Efforts to provide a new home for the Richmond Police Mounted Unit have hit a hurdle, as preliminary bids for a planned equestrian center to replace the unit’s stables on Brook Road all came in at more than $1 million over budget.
The city’s procurement services department on Jan. 3 issued a notice of cancellation for bids on the proposed project to build a 10,600-square-foot facility on 3.5 acres of city-owned property at 3900 Crestview Road between Chimborazo and Gillies Creek.
The lowest bid came in at $2.5 million – significantly higher than the projected cost of about $1.4 million, which the city planned to cover through general obligation bonds.
The cancellation notice, first reported by the Richmond Free Press, applies to that specific round of bids for the project. But its wording – “Police Equestrian Center Project is cancelled in its entirety” – prompted concerns from supporters that the project itself was being scrapped.
Leslie Buck, president of the Friends of the Richmond Mounted Squad, said she’s received assurances from the police department’s top brass that plans for a new equestrian center are still a go, but that they may need to be changed due to the bids coming in higher than expected.
The facility would replace the unit’s stables at 801 Brook Road, below the Chamberlayne Avenue overpass near the Interstate 64/95 interchange.
Land renovation is a hurdle
Buck said she was told that challenges with the Crestview Road site to make it suitable for the facility are what drove up the bids.
“What I was told is the problem is not the building itself; it is the land renovation that has to be done,” Buck said. “Everywhere we find within the city limits has got to have an exuberant amount of land reconstruction done to it to support what we want to do to it: building, pastures, fields, etc. We certainly don’t want the horses to be unsafe.
“I was told by the deputy chief, and he has had conversations with the interim chief as well, that the project is still very much alive,” she said. “We just need to regroup a little bit and re-evaluate. We want to be sure that we do it correctly and safely, and not waste the money that the city has been so gracious to give us.”

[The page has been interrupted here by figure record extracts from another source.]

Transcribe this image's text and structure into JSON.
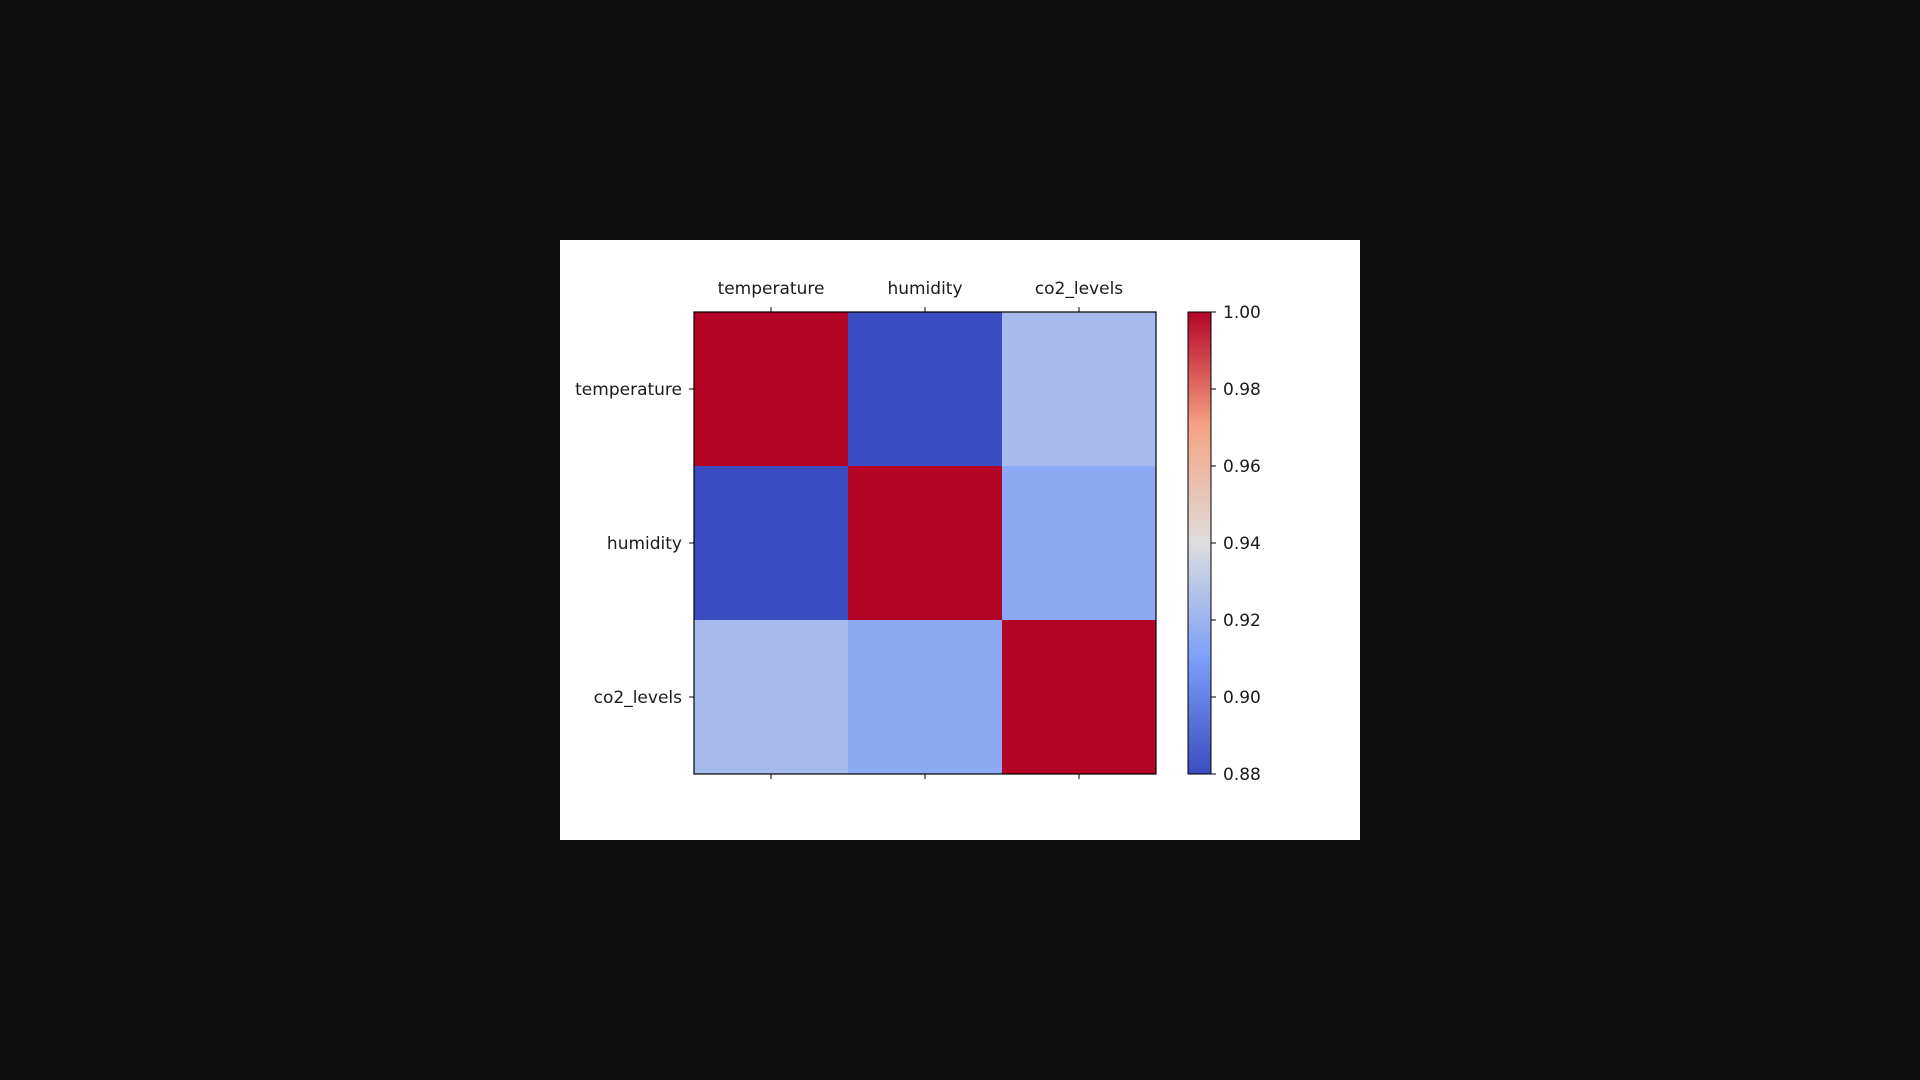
{
  "chart_data": {
    "type": "heatmap",
    "title": "",
    "xlabel": "",
    "ylabel": "",
    "x_categories": [
      "temperature",
      "humidity",
      "co2_levels"
    ],
    "y_categories": [
      "temperature",
      "humidity",
      "co2_levels"
    ],
    "values": [
      [
        1.0,
        0.88,
        0.923
      ],
      [
        0.88,
        1.0,
        0.915
      ],
      [
        0.923,
        0.915,
        1.0
      ]
    ],
    "colormap": "coolwarm",
    "colorbar": {
      "range": [
        0.88,
        1.0
      ],
      "ticks": [
        0.88,
        0.9,
        0.92,
        0.94,
        0.96,
        0.98,
        1.0
      ],
      "tick_labels": [
        "0.88",
        "0.90",
        "0.92",
        "0.94",
        "0.96",
        "0.98",
        "1.00"
      ]
    },
    "x_tick_position": "top",
    "grid": false,
    "colors": {
      "low": "#3b4cc0",
      "mid": "#dddddd",
      "high": "#b40426"
    }
  }
}
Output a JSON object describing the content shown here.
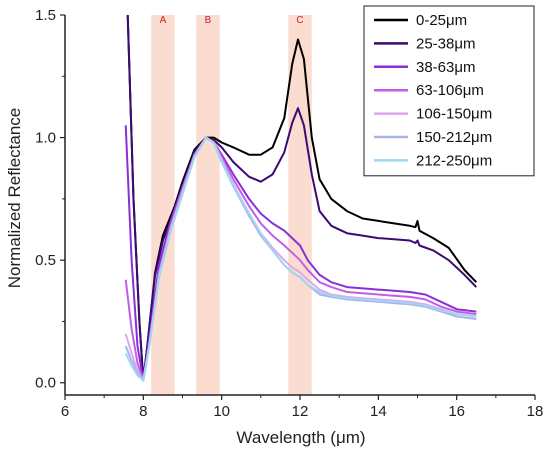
{
  "chart_data": {
    "type": "line",
    "title": "",
    "xlabel": "Wavelength (μm)",
    "ylabel": "Normalized Reflectance",
    "xlim": [
      6,
      18
    ],
    "ylim": [
      -0.05,
      1.5
    ],
    "xticks": [
      6,
      8,
      10,
      12,
      14,
      16,
      18
    ],
    "yticks": [
      0.0,
      0.5,
      1.0,
      1.5
    ],
    "ytick_labels": [
      "0.0",
      "0.5",
      "1.0",
      "1.5"
    ],
    "grid": false,
    "legend_position": "top-right",
    "bands": [
      {
        "label": "A",
        "from": 8.2,
        "to": 8.8,
        "color": "#f9d5c4"
      },
      {
        "label": "B",
        "from": 9.35,
        "to": 9.95,
        "color": "#f9d5c4"
      },
      {
        "label": "C",
        "from": 11.7,
        "to": 12.3,
        "color": "#f9d5c4"
      }
    ],
    "series": [
      {
        "name": "0-25μm",
        "color": "#000000",
        "points": [
          [
            7.6,
            1.5
          ],
          [
            7.75,
            0.75
          ],
          [
            7.9,
            0.25
          ],
          [
            8.0,
            0.01
          ],
          [
            8.1,
            0.15
          ],
          [
            8.3,
            0.45
          ],
          [
            8.5,
            0.6
          ],
          [
            8.8,
            0.72
          ],
          [
            9.0,
            0.82
          ],
          [
            9.3,
            0.95
          ],
          [
            9.6,
            1.0
          ],
          [
            9.8,
            1.0
          ],
          [
            10.0,
            0.98
          ],
          [
            10.3,
            0.96
          ],
          [
            10.7,
            0.93
          ],
          [
            11.0,
            0.93
          ],
          [
            11.3,
            0.96
          ],
          [
            11.6,
            1.08
          ],
          [
            11.8,
            1.3
          ],
          [
            11.95,
            1.4
          ],
          [
            12.1,
            1.32
          ],
          [
            12.3,
            1.0
          ],
          [
            12.5,
            0.83
          ],
          [
            12.8,
            0.75
          ],
          [
            13.2,
            0.7
          ],
          [
            13.6,
            0.67
          ],
          [
            14.0,
            0.66
          ],
          [
            14.4,
            0.65
          ],
          [
            14.8,
            0.64
          ],
          [
            14.95,
            0.635
          ],
          [
            15.0,
            0.66
          ],
          [
            15.05,
            0.62
          ],
          [
            15.4,
            0.59
          ],
          [
            15.8,
            0.55
          ],
          [
            16.2,
            0.46
          ],
          [
            16.5,
            0.41
          ]
        ]
      },
      {
        "name": "25-38μm",
        "color": "#3b0a73",
        "points": [
          [
            7.6,
            1.5
          ],
          [
            7.75,
            0.75
          ],
          [
            7.9,
            0.25
          ],
          [
            8.0,
            0.01
          ],
          [
            8.1,
            0.15
          ],
          [
            8.3,
            0.44
          ],
          [
            8.5,
            0.58
          ],
          [
            8.8,
            0.7
          ],
          [
            9.0,
            0.8
          ],
          [
            9.3,
            0.94
          ],
          [
            9.6,
            1.0
          ],
          [
            9.8,
            0.99
          ],
          [
            10.0,
            0.96
          ],
          [
            10.3,
            0.9
          ],
          [
            10.7,
            0.84
          ],
          [
            11.0,
            0.82
          ],
          [
            11.3,
            0.85
          ],
          [
            11.6,
            0.94
          ],
          [
            11.8,
            1.06
          ],
          [
            11.95,
            1.12
          ],
          [
            12.1,
            1.05
          ],
          [
            12.3,
            0.85
          ],
          [
            12.5,
            0.7
          ],
          [
            12.8,
            0.64
          ],
          [
            13.2,
            0.61
          ],
          [
            13.6,
            0.6
          ],
          [
            14.0,
            0.59
          ],
          [
            14.4,
            0.585
          ],
          [
            14.8,
            0.58
          ],
          [
            14.95,
            0.57
          ],
          [
            15.0,
            0.58
          ],
          [
            15.05,
            0.56
          ],
          [
            15.4,
            0.54
          ],
          [
            15.8,
            0.5
          ],
          [
            16.2,
            0.44
          ],
          [
            16.5,
            0.39
          ]
        ]
      },
      {
        "name": "38-63μm",
        "color": "#8a2fd6",
        "points": [
          [
            7.55,
            1.05
          ],
          [
            7.7,
            0.5
          ],
          [
            7.85,
            0.15
          ],
          [
            8.0,
            0.01
          ],
          [
            8.15,
            0.18
          ],
          [
            8.4,
            0.48
          ],
          [
            8.7,
            0.66
          ],
          [
            9.0,
            0.8
          ],
          [
            9.3,
            0.93
          ],
          [
            9.6,
            1.0
          ],
          [
            9.8,
            0.98
          ],
          [
            10.0,
            0.93
          ],
          [
            10.3,
            0.85
          ],
          [
            10.7,
            0.75
          ],
          [
            11.0,
            0.69
          ],
          [
            11.3,
            0.65
          ],
          [
            11.6,
            0.62
          ],
          [
            11.8,
            0.59
          ],
          [
            12.0,
            0.56
          ],
          [
            12.2,
            0.5
          ],
          [
            12.5,
            0.44
          ],
          [
            12.8,
            0.41
          ],
          [
            13.2,
            0.39
          ],
          [
            13.6,
            0.385
          ],
          [
            14.0,
            0.38
          ],
          [
            14.4,
            0.375
          ],
          [
            14.8,
            0.37
          ],
          [
            15.2,
            0.36
          ],
          [
            15.6,
            0.33
          ],
          [
            16.0,
            0.3
          ],
          [
            16.5,
            0.29
          ]
        ]
      },
      {
        "name": "63-106μm",
        "color": "#c15ee8",
        "points": [
          [
            7.55,
            0.42
          ],
          [
            7.7,
            0.22
          ],
          [
            7.85,
            0.08
          ],
          [
            8.0,
            0.01
          ],
          [
            8.15,
            0.16
          ],
          [
            8.4,
            0.45
          ],
          [
            8.7,
            0.64
          ],
          [
            9.0,
            0.79
          ],
          [
            9.3,
            0.93
          ],
          [
            9.6,
            1.0
          ],
          [
            9.8,
            0.98
          ],
          [
            10.0,
            0.92
          ],
          [
            10.3,
            0.83
          ],
          [
            10.7,
            0.72
          ],
          [
            11.0,
            0.65
          ],
          [
            11.3,
            0.6
          ],
          [
            11.6,
            0.56
          ],
          [
            11.8,
            0.53
          ],
          [
            12.0,
            0.5
          ],
          [
            12.2,
            0.46
          ],
          [
            12.5,
            0.41
          ],
          [
            12.8,
            0.39
          ],
          [
            13.2,
            0.37
          ],
          [
            13.6,
            0.365
          ],
          [
            14.0,
            0.36
          ],
          [
            14.4,
            0.355
          ],
          [
            14.8,
            0.35
          ],
          [
            15.2,
            0.34
          ],
          [
            15.6,
            0.31
          ],
          [
            16.0,
            0.29
          ],
          [
            16.5,
            0.28
          ]
        ]
      },
      {
        "name": "106-150μm",
        "color": "#e0a6ee",
        "points": [
          [
            7.55,
            0.2
          ],
          [
            7.7,
            0.12
          ],
          [
            7.85,
            0.05
          ],
          [
            8.0,
            0.01
          ],
          [
            8.15,
            0.15
          ],
          [
            8.4,
            0.44
          ],
          [
            8.7,
            0.63
          ],
          [
            9.0,
            0.78
          ],
          [
            9.3,
            0.92
          ],
          [
            9.6,
            1.0
          ],
          [
            9.8,
            0.98
          ],
          [
            10.0,
            0.91
          ],
          [
            10.3,
            0.81
          ],
          [
            10.7,
            0.69
          ],
          [
            11.0,
            0.61
          ],
          [
            11.3,
            0.55
          ],
          [
            11.6,
            0.5
          ],
          [
            11.8,
            0.47
          ],
          [
            12.0,
            0.45
          ],
          [
            12.2,
            0.42
          ],
          [
            12.5,
            0.38
          ],
          [
            12.8,
            0.36
          ],
          [
            13.2,
            0.35
          ],
          [
            13.6,
            0.345
          ],
          [
            14.0,
            0.34
          ],
          [
            14.4,
            0.335
          ],
          [
            14.8,
            0.33
          ],
          [
            15.2,
            0.32
          ],
          [
            15.6,
            0.3
          ],
          [
            16.0,
            0.28
          ],
          [
            16.5,
            0.27
          ]
        ]
      },
      {
        "name": "150-212μm",
        "color": "#a9b3ea",
        "points": [
          [
            7.55,
            0.15
          ],
          [
            7.7,
            0.09
          ],
          [
            7.85,
            0.04
          ],
          [
            8.0,
            0.01
          ],
          [
            8.15,
            0.15
          ],
          [
            8.4,
            0.43
          ],
          [
            8.7,
            0.62
          ],
          [
            9.0,
            0.77
          ],
          [
            9.3,
            0.92
          ],
          [
            9.6,
            1.0
          ],
          [
            9.8,
            0.98
          ],
          [
            10.0,
            0.9
          ],
          [
            10.3,
            0.8
          ],
          [
            10.7,
            0.68
          ],
          [
            11.0,
            0.6
          ],
          [
            11.3,
            0.54
          ],
          [
            11.6,
            0.48
          ],
          [
            11.8,
            0.45
          ],
          [
            12.0,
            0.43
          ],
          [
            12.2,
            0.4
          ],
          [
            12.5,
            0.36
          ],
          [
            12.8,
            0.35
          ],
          [
            13.2,
            0.34
          ],
          [
            13.6,
            0.335
          ],
          [
            14.0,
            0.33
          ],
          [
            14.4,
            0.325
          ],
          [
            14.8,
            0.32
          ],
          [
            15.2,
            0.31
          ],
          [
            15.6,
            0.29
          ],
          [
            16.0,
            0.27
          ],
          [
            16.5,
            0.26
          ]
        ]
      },
      {
        "name": "212-250μm",
        "color": "#9fd6f0",
        "points": [
          [
            7.55,
            0.12
          ],
          [
            7.7,
            0.07
          ],
          [
            7.85,
            0.03
          ],
          [
            8.0,
            0.01
          ],
          [
            8.15,
            0.15
          ],
          [
            8.4,
            0.43
          ],
          [
            8.7,
            0.62
          ],
          [
            9.0,
            0.77
          ],
          [
            9.3,
            0.92
          ],
          [
            9.6,
            1.0
          ],
          [
            9.8,
            0.98
          ],
          [
            10.0,
            0.9
          ],
          [
            10.3,
            0.8
          ],
          [
            10.7,
            0.69
          ],
          [
            11.0,
            0.61
          ],
          [
            11.3,
            0.54
          ],
          [
            11.6,
            0.48
          ],
          [
            11.8,
            0.45
          ],
          [
            12.0,
            0.43
          ],
          [
            12.2,
            0.4
          ],
          [
            12.5,
            0.37
          ],
          [
            12.8,
            0.355
          ],
          [
            13.2,
            0.345
          ],
          [
            13.6,
            0.34
          ],
          [
            14.0,
            0.335
          ],
          [
            14.4,
            0.33
          ],
          [
            14.8,
            0.325
          ],
          [
            15.2,
            0.315
          ],
          [
            15.6,
            0.295
          ],
          [
            16.0,
            0.28
          ],
          [
            16.5,
            0.27
          ]
        ]
      }
    ]
  }
}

Gene Lepley, public affairs director for Richmond Police, said the department is weighing next steps for the project and how to move forward in light of the higher bids.
“We’re looking at other options as we move forward to find the horses a new facility,” Lepley said.
A replacement facility has been sought for years, as the city has deemed the Brook Road stables operationally deficient. Located there since 1972, the stables are prone to flooding from storms and have had maintenance problems that have prompted the search for a replacement.
The city approved plans for the Crestview Road site last year. Designs by Moseley Architects showed a barn-style structure with stables for the unit’s horses and offices for the unit’s 10 or so mounted officers. Plans also called for pastures for the horses, an outdoor training ring and pen, and a gravel parking area. The plans were based on a site assessment from engineering firm Timmons Group.
May widen search area
Buck said she was told the department is considering alternate sites by widening its search area. She said the department asked the bidders to reassess the Crestview Road site, but that each said the project as proposed could not be done there within its proposed budget.
Bidding opened Nov. 9, with bids received from four firms: Hanover-based A.D. Whittaker Construction, which bid $2.52 million overall; Virginia Beach-based Noah Enterprises: $2.61 million; Bon Air-based RMT Construction & Development Group: $2.56 million; and Ashland-based Southwood Building Systems: $2.72 million.
The nonprofit Friends group has raised more than $80,000 to support the new facility – not enough to cover the difference of the bids, Buck said.
“It’s a delay. We’re disappointed,” Buck said. “If you can’t do it, then let’s stop and don’t sink any more money into it. Let’s see if we can drop back and do something different and utilize that money the best way we can.”
Richmond’s mounted unit dates to 1894, making it one of the oldest continuously operating units in the country, according to the police department’s website.
On Friday, the unit welcomed its newest member, Aslan, a 3½-year-old horse from Asbury University in Lexington, Kentucky. The unit held a badging ceremony for Aslan at the Brook Road stables, bringing the number of horses in the unit back to three.
Aslan replaces Rio, the unit’s former lead horse that retired in December. The unit plans to add a fourth horse in coming weeks.
The Friends group continues to hold fundraisers to support the new facility. The next fundraiser is scheduled from 3 to 8 p.m. Feb. 21 at Fine Creek Brewing Co. in Powhatan.